The XCMS software (The Scripps Research Institute, La Jolla, CA, USA) was used for preliminary MS data processing, and ions with significant changes were extracted from the original data. Metaboananlyst 5.0 https://www.metaboanalyst.ca/, accessed on 5 June 2021), the online metabolomic analysis tool, was used to export data for multivariate statistical analysis. After deleting the unchanged peak, further analysis was carried out. The data of the obtained peak area was imported into SIMCA-P 13.0 (Umetrics, Umeå, Sweden) for multivariate statistical analysis. Pathway analysis was performed by the web-based MetPA tool (MetaboAnalyst Pathway Analysis; https://dev.metaboanalyst.ca/MetaboAnalyst/upload/PathUploadView.xhtml, accessed on 5 June 2021).
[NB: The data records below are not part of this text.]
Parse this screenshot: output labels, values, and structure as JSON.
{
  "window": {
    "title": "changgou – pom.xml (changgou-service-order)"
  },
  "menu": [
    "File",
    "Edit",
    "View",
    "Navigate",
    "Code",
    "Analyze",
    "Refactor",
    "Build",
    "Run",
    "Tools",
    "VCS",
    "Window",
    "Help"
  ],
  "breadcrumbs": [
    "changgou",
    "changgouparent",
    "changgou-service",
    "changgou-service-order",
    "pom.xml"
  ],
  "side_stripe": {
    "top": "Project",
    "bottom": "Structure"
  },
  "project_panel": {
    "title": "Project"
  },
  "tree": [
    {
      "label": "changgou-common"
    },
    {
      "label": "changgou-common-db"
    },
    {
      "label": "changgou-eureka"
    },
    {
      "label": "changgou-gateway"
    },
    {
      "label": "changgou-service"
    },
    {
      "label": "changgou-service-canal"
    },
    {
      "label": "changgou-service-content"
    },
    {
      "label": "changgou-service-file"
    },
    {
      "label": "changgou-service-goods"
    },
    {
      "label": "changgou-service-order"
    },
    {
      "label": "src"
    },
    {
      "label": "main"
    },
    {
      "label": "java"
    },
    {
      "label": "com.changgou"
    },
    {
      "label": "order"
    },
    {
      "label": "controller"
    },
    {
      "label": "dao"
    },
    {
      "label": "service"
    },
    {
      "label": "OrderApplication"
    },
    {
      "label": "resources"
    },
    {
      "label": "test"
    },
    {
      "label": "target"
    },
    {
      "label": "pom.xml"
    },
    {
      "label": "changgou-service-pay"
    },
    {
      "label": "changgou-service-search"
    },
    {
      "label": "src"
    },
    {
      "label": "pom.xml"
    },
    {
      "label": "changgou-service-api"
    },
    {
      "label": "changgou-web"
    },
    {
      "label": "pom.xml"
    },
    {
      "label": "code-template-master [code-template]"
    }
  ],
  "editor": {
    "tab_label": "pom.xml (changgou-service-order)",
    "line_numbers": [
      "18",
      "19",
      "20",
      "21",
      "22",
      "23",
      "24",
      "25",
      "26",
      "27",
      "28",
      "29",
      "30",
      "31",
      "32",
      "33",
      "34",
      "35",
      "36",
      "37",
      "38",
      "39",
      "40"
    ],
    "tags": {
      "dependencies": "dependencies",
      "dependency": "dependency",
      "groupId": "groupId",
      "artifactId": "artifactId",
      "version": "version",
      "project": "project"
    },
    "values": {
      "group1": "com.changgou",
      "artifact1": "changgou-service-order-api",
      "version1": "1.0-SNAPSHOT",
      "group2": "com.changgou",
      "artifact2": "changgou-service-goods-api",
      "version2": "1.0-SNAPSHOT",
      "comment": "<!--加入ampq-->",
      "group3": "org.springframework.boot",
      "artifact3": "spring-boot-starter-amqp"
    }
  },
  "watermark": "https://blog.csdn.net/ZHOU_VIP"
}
Principal component analysis (PCA) was performed to check for and rule out outliers. Furthermore, partial least square discriminant analysis (PLS-DA) was performed. The differential variables were characterized based on VIP (Variable Importance in Projection) scores calculated based on the PLS-DA model. Variables with VIP > 1 were the potential contributors to the grouping. The Kruskal-Wallis test was used to compare the means of the different treatment groups, and the differences were considered statistically significant at p < 0.05. The variables showing differences were ultimately determined at VIP > 1 and p < 0.05.

4. Conclusions

This study evaluated the effects of exposure of Dufulin at different concentrations on Tubifex by analyzing the oxidative damage and metabolome. Dufulin affected Tubifex at concentrations as low as 1 × 10−4 mg/L. It also affected the fatty acid metabolism, leading to changes in the concentration of free fatty acids. The urea cycle of Tubifex was also affected by Dufulin exposure while the possible mechanism via ASL inhibition. However, the effect of Dufulin on Tubifex was nonlinear. The study suggests that in untargeted organisms to pesticides, the impact of Dufulin even at low concentrations should be carefully considered. However, further studies should explore the mechanisms underlying the action of Dufulin at varying concentrations in Tubifex and verify whether the mechanism of the action of Dufulin is through the inhibition of ASL enzyme.